These advances enable developers to efficiently manage the heat and condensation developed by these arrays thus improving product reliability and life. In addition, with T3Ster and TeraLED hardware's ability to measure both thermal and optical characteristics of single LEDs and full arrays, proper light quality and color can be achieved.
Mentor provides a complete physical measurement, characterization and thermal simulation solution of LEDs and LED SSL arrays. Now the FloEFD product has been extended with a dedicated LED module which enables thermal simulation of the most advanced LED products along with the capability of predicting their “hot lumens” i.e. their total emitted luminous flux at their operating temperatures. This capability is provided through an LED model library whose elements are characterized directly from physical tests by the Mentor T3Ster+TeraLED combined thermal and radiometric/photometric LED testing solution. In addition, the FloEFD LED models support radiation absorption in semi-transparent solids, such as the head or taillight lens.
“LEDs shipped to use in headlamps are forecast to grow significantly from 10 million units in 2012 to 78 million units in 2018,” stated Jamie Fox, lighting and LEDs research manager for IMS Research (now part of IHS). “The quality, lifetime and reliability requirements in the automotive sector are very high, higher than most other LED sectors.”

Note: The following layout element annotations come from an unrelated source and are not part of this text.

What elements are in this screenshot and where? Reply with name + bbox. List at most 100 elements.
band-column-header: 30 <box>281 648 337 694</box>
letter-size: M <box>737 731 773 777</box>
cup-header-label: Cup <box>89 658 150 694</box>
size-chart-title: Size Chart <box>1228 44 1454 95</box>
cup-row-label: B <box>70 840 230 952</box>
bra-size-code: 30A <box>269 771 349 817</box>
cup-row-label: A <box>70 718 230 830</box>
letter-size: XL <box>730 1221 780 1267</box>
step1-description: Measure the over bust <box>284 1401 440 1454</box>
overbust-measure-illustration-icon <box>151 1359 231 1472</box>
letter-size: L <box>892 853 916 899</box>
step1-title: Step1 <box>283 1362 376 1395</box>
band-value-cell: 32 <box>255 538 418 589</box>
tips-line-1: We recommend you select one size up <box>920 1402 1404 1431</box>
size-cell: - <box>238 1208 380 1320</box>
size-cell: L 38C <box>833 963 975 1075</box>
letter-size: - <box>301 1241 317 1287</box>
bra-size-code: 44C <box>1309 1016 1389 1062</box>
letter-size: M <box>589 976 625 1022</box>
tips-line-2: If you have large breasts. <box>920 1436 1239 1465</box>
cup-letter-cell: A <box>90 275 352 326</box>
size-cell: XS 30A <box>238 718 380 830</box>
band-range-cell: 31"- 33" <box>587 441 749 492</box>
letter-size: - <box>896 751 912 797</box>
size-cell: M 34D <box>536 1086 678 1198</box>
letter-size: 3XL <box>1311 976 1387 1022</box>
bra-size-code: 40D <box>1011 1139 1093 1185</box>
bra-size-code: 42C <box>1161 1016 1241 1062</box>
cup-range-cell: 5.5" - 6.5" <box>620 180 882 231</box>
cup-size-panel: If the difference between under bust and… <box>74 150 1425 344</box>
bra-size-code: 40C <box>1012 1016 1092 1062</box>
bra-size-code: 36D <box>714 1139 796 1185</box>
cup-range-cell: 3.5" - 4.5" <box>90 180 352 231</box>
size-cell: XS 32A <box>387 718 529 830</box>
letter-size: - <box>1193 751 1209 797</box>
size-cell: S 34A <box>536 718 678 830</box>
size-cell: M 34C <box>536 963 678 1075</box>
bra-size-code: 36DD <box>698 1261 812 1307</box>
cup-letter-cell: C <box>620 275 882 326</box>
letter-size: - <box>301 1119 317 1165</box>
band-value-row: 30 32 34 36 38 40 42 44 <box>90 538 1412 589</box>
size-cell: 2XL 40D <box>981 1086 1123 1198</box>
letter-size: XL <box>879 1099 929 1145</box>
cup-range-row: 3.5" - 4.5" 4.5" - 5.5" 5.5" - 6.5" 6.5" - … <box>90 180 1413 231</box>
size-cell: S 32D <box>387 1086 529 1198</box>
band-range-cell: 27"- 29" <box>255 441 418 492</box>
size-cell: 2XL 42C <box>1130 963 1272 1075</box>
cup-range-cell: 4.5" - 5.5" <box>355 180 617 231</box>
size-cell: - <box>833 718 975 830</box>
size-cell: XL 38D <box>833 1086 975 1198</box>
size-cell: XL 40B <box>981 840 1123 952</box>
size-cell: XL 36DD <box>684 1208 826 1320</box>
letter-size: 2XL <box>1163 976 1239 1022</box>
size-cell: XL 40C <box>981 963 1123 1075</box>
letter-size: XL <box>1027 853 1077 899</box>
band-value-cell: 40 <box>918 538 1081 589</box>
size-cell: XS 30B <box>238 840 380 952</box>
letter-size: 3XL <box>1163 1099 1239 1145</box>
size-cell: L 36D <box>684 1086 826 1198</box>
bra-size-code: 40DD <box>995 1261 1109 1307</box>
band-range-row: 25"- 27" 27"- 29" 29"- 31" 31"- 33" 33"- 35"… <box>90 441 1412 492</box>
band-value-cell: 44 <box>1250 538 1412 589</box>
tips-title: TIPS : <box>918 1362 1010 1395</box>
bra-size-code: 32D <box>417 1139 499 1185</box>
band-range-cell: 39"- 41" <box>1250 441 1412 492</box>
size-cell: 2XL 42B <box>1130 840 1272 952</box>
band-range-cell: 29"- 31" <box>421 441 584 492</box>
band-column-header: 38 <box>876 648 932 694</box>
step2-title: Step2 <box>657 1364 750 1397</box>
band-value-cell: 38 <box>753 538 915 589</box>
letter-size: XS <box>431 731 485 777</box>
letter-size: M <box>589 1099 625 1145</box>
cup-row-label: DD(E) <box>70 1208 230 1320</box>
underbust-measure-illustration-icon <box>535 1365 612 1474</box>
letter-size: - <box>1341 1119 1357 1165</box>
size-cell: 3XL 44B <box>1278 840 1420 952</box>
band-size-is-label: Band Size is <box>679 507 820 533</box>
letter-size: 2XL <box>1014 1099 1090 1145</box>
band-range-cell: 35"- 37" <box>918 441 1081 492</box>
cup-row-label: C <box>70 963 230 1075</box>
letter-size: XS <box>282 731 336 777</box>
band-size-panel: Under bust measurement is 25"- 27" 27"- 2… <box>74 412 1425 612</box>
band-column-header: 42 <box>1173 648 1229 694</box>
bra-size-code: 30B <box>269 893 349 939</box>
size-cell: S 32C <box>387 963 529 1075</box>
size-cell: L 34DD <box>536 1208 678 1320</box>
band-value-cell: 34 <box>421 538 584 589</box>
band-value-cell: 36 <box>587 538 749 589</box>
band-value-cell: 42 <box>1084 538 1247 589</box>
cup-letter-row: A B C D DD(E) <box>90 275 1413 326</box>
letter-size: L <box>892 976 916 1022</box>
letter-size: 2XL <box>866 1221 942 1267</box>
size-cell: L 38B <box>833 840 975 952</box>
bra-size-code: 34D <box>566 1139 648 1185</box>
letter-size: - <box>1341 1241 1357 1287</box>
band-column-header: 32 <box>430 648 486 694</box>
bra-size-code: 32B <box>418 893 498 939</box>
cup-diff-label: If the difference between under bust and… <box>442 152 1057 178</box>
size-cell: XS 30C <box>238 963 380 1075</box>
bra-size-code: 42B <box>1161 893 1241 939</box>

In the vehicles today under construction, LED arrays are becoming larger - and to accommodate these larger arrays, Mentor is now providing a 50 cm diameter sphere, in addition to their 30 cm, on their TeraLED product to measure optical performance. A 50 cm sphere is large enough to hold LEDs used in headlights and taillights producing up to 7500 lumens, with cooling for up to 50W of heat dissipation. This combination assures that the industry will be able to develop their most aggressive LED array designs and meet the needs of the automotive industry.